Emo de Medeiros est initié. Est-ce la source de ses inspirations ?
Oui. Je pense qu’on pourrait dire ça.

Etes-vous assez resté au Bénin, pour être aussi ancré dans les réalités spirituelles du pays ?
Mon père est Béninois, de Ouidah, et ma mère est française. J’ai passé toute mon enfance au Bénin avant d’aller en France poursuivre mes études. Et actuellement, je passe plus de la moitié de mon temps au Bénin…
Je pense que pour bien faire son travail d’artiste, il faut traverser une frontière de la même manière que l’aspirant initié passe de l’état d’une simple personne à l’état d’initié. Donc, mon rêve est de traverser cette frontière. Avec cette personnalité où on voit les choses de manière différente, où on est porteur d’un regard qui doit aider les autres à voir les choses de façon différente et nouvelle. J’ai l’habitude de dire que l’art est notre premier et notre dernier lien avec le sacré. C’est à dire que si l’on regarde les peintures murales d’El Castillo ou de Lascaux, on se rend compte que les premiers dessins réalisés par des humains ont quelque chose à voir avec des rites de chasse, avec ce qui pourrait être des divinités animales. Ce sont des représentations qui sont chargées d’énergie, ce n’est pas seulement une énergie de divertissement. Il s’y trouve quelque chose qui touche au sacré. Lorsque les Talibans ont détruit les Bouddhas de Bamiya, ça a créé dans le monde entier une indignation, comme si on avait profané quelque chose de sacré, qui nous appartenait à tous.

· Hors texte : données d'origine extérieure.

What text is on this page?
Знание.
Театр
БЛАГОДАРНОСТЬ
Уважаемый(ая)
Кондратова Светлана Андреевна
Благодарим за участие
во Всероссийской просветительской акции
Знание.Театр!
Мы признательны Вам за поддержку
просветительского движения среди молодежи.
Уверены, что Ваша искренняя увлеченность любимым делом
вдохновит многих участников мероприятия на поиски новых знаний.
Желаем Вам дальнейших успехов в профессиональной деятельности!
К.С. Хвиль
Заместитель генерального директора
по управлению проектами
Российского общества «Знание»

Pourquoi Emo de Medeiros se dissimule t-il derrière un masque ?
Vous voulez parler de cette visière, de cette dimension particulière. Je pense que ça a pour fonction de me protéger d’une certaine manière.

Vous protéger contre qui ?
Je dirai d’un certain regard. Peut-être que le mot « protéger » est mal choisi. C’est aussi pour garder la part de mystère qui appartient à l’artiste. Et également pour conserver la différence entre moi comme personne privée, et ma personne publique. Mais je ne me dissimule pas, je ne suis pas non plus un reclus. Lorsque je fais des interviews avec des journalistes, ou à la télévision, en off the record, je parle à visage découvert. C’est au moment de la prise de vue, des photos, que je porte ma visière. C’est ce que j’appellerais la maîtrise de son image, au sens où en tant qu’artiste, on peut avoir l’impression que les gens investissent quelque chose dans votre image qui ne s’y trouve pas.

Emo exposera bientôt à Cotonou puis à Paris. Comment cela va-t-il se passer ?
Le nom de l’exposition au Bénin, c’est « Vodunaut ». Ce que j’essaie de faire avec cette exposition est de mixer la tradition et quelque chose de novateur. Au Palais de Tokyo, j’ai présenté en novembre dernier une installation qui s’appelait Kaleta/Kaleta. Il y avait une performance qui mélangeait de la House music, de l’Afro-beat nigérian, des percussions afro-diasporiques : pas seulement des percussions du Bénin, mais aussi de Cuba, du Brésil, etc. Donc ce que je recherche, c’est une sorte de syncrétisme. Et puis je lutte aussi contre quelque chose, en tant qu’artiste africain : on veut toujours nous mettre dans une boîte, on nous inscrit dans un discours rousseauiste « ah, l’artiste africain a cette pureté, cette naïveté, cette énergie… ». Comme si on était obligé de refaire le chemin qu’a parcouru l’Europe : d’abord le dessin, puis la peinture et la sculpture…et ainsi de suite.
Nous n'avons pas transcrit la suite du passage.